Price didn’t throw any curves on Thursday.

“That’s a pitch that he rarely uses. He uses it to steal strikes with it,” said Cora. “Maybe that’s something we should add to his outings, at least change of pace, something that throws them off. Just like [Rick] Porcello, he doesn’t throw his a lot, but when he does, it’s to get a free strike.

“We’ll work on it and check in the percentages and where we’re at and make adjustments just like we did with Drew [Pomeranz], just like we do with everybody else. Take a look at it and make adjustments.”

Though Thursday’s outing, in which Price allowed nine runs (seven earned), was clearly his low point, it was part of a concerning trend in which he’s given up four runs or more in four of his last five starts.

“Four out of my first five, with the exception of the Yankees game, I felt like I commanded the baseball really well on both sides of the plate with the fastball, cutter and changeup — that was what I did really well,” Price said. “And in my last two starts, I have not commanded the baseball the way that I did in my four out of those first five. That’s something I take a lot of pride in doing and I haven’t done that in my last couple and I expect it to be there my next start.”

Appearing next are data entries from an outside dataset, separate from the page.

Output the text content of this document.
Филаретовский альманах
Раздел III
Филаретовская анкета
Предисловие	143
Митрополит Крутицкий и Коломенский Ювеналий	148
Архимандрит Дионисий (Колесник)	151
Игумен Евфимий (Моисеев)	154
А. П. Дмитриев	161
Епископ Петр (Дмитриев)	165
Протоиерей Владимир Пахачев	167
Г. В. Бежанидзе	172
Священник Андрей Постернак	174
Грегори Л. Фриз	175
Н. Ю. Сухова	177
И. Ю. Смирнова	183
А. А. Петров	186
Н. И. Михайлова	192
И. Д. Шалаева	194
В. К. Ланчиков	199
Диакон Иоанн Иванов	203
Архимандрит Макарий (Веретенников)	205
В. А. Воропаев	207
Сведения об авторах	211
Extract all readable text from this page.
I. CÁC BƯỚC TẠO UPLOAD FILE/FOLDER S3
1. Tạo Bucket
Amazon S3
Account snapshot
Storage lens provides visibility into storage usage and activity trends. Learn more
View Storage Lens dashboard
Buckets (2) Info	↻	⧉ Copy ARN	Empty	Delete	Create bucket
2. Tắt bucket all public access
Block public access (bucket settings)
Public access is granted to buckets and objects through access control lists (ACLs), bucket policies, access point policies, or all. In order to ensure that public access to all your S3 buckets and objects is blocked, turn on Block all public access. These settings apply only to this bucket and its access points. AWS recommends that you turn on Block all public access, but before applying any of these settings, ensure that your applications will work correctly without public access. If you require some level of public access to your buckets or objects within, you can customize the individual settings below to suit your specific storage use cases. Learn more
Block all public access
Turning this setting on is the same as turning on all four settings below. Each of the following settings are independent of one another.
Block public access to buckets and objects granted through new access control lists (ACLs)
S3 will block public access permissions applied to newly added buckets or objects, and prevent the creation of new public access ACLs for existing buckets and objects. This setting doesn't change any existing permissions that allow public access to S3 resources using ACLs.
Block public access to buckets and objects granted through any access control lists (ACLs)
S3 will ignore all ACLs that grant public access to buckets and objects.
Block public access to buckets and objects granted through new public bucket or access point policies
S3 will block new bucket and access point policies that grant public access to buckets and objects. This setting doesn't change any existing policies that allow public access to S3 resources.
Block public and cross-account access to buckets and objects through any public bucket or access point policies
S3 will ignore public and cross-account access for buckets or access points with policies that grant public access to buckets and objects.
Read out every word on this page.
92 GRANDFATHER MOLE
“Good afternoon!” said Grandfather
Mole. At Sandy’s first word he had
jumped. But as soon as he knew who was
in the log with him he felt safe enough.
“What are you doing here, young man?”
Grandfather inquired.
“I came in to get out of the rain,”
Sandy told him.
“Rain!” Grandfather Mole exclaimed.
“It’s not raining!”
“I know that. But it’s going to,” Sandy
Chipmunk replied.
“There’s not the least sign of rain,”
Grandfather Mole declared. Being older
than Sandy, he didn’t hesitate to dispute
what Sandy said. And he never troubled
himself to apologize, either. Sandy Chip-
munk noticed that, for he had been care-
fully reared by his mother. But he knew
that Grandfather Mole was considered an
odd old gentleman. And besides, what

With the loss, the 22-9 Red Sox saw their lead in the American League East over the 21-10  Yankees slimmed to one game.

Martinez's catch at the wall


In the bottom of the second, when Renato Nunez crushed one to deep left, it looked like trouble for the Red Sox. But J.D. Martinez was off at the crack of the bat and made a tremendous, lunging catch as he banged into the wall. According to Statcast™, it’s the first five-star catch of Martinez’s career. There was 21 percent catch probability on the play, and Martinez needed to cover 94 feet in 5.1 seconds.


“Just playing catch. Aim small, miss small. Just lock it in every time you have that baseball in your hand. This is always a game of adjustments, and I’ve got to make a couple of adjustments.” — Price, on how to incorporate the adjustments he needs

Nunez's crafty slide at second


After Rafael Devers led off the fourth with a single to right, Eduardo Nunez grounded a hit up the middle. DeShields charged the ball hard in center, but he misplayed it, letting the ball get behind him. Devers went to third easily while Nunez was thrown out trying for second. But Cora challenged the call and it was overturned as the replay official determined second baseman Isiah Kiner-Falefa missed the tag. Nunez ended up scoring in the two-run inning.